Indeed, it can be argued that C.O.M.E. when properly implemented will again focus on clinical skills of listening and observation which at present is being ignored in a training confined to high-tech tertiary care centers consisting of what Godfrey9 has aptly described as plethora of superficial visits to every speciality”. The approach in C.O.M.E. is entirely different. It focuses not only on the symptomatic management of individual patients but also takes into account the broader family and social problems related to that particular problem as it occurs in a community. While describing their experience of medical education in the community in Nigeria, Hamilton and Ogunbode describe the experience of community posting for medical students as “In a study of malnutrition, the basic work might be a systematic survey of weight for age. But individual teams might choose to study in addition the social issues relating to each malnourished child beliefs and practices about weaning, breast feeding, and child spacing, the acceptance and practice of a nutrition chime and the price and choice of food as it relates to season, poverty and custom10”.
Anyone familiar with the training and practice in psychiatry will realize that the mental health component of C.O.M.E. will indeed play an important role in helping the medical students to acquire the skills we have just discussed. Psychiatry is one of the medical disciplines which still retains the holistic approach as it has been relatively lagging behind the other specialties in the technical onslaught that has taken away the humanistic element from the doctor- patient relationship.

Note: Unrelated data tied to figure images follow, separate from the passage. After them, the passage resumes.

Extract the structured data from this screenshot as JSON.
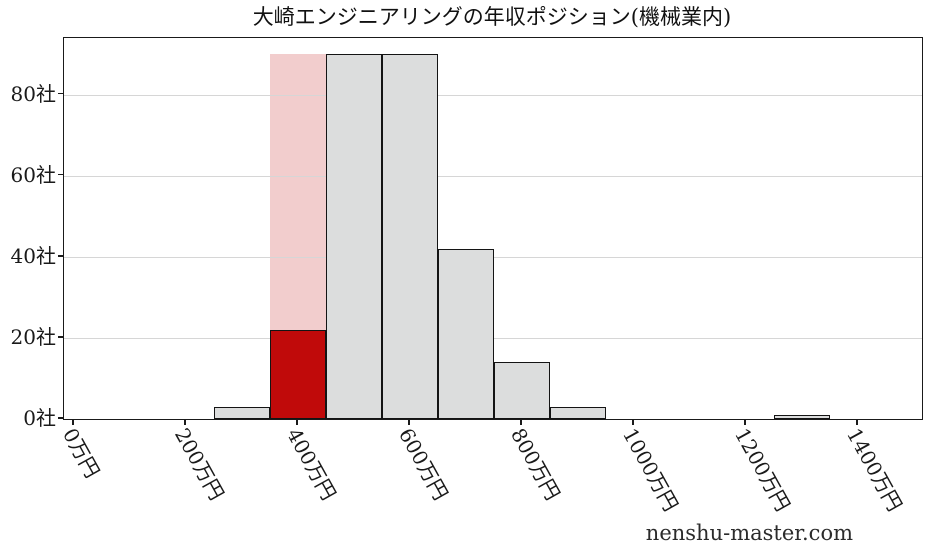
{
  "title": "大崎エンジニアリングの年収ポジション(機械業内)",
  "watermark": "nenshu-master.com",
  "chart_data": {
    "type": "bar",
    "subtype": "histogram",
    "title": "大崎エンジニアリングの年収ポジション(機械業内)",
    "xlabel": "",
    "ylabel": "",
    "x_unit": "万円",
    "y_unit": "社",
    "grid": "horizontal",
    "legend": "none",
    "xlim": [
      -18,
      1514
    ],
    "ylim": [
      0,
      94
    ],
    "bin_width": 100,
    "x_ticks": [
      {
        "value": 0,
        "label": "0万円"
      },
      {
        "value": 200,
        "label": "200万円"
      },
      {
        "value": 400,
        "label": "400万円"
      },
      {
        "value": 600,
        "label": "600万円"
      },
      {
        "value": 800,
        "label": "800万円"
      },
      {
        "value": 1000,
        "label": "1000万円"
      },
      {
        "value": 1200,
        "label": "1200万円"
      },
      {
        "value": 1400,
        "label": "1400万円"
      }
    ],
    "y_ticks": [
      {
        "value": 0,
        "label": "0社"
      },
      {
        "value": 20,
        "label": "20社"
      },
      {
        "value": 40,
        "label": "40社"
      },
      {
        "value": 60,
        "label": "60社"
      },
      {
        "value": 80,
        "label": "80社"
      }
    ],
    "bins": [
      {
        "range": [
          250,
          350
        ],
        "count": 3,
        "highlight": false
      },
      {
        "range": [
          350,
          450
        ],
        "count": 22,
        "highlight": true
      },
      {
        "range": [
          450,
          550
        ],
        "count": 90,
        "highlight": false
      },
      {
        "range": [
          550,
          650
        ],
        "count": 90,
        "highlight": false
      },
      {
        "range": [
          650,
          750
        ],
        "count": 42,
        "highlight": false
      },
      {
        "range": [
          750,
          850
        ],
        "count": 14,
        "highlight": false
      },
      {
        "range": [
          850,
          950
        ],
        "count": 3,
        "highlight": false
      },
      {
        "range": [
          1250,
          1350
        ],
        "count": 1,
        "highlight": false
      }
    ],
    "highlight_band": {
      "range": [
        350,
        450
      ],
      "top": 90
    },
    "colors": {
      "bar": "#dcdddd",
      "bar_edge": "#141414",
      "highlight_bar": "#c00a0a",
      "highlight_band": "#f2cdcd",
      "grid": "#d6d6d6",
      "axis": "#1a1a1a",
      "text": "#1a1a1a",
      "watermark": "#2b2b2b"
    }
  }
}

Moreover, psychiatric training can also help to bring this humanistics and holistic approach in medical training in general. Unfortunately, however, this does not seem possible in the traditional curriculum being followed in the present undergraduate medical education. One can hope that the educationists implementing the C.O.M.E. will be more receptive to the new ideas that psychiatry can offer. The administrators of C.O.M.E. will have to look towards psychiatry for this new role, not merely in the role of just another specialty. It will augur well for the students, the teachers and the community.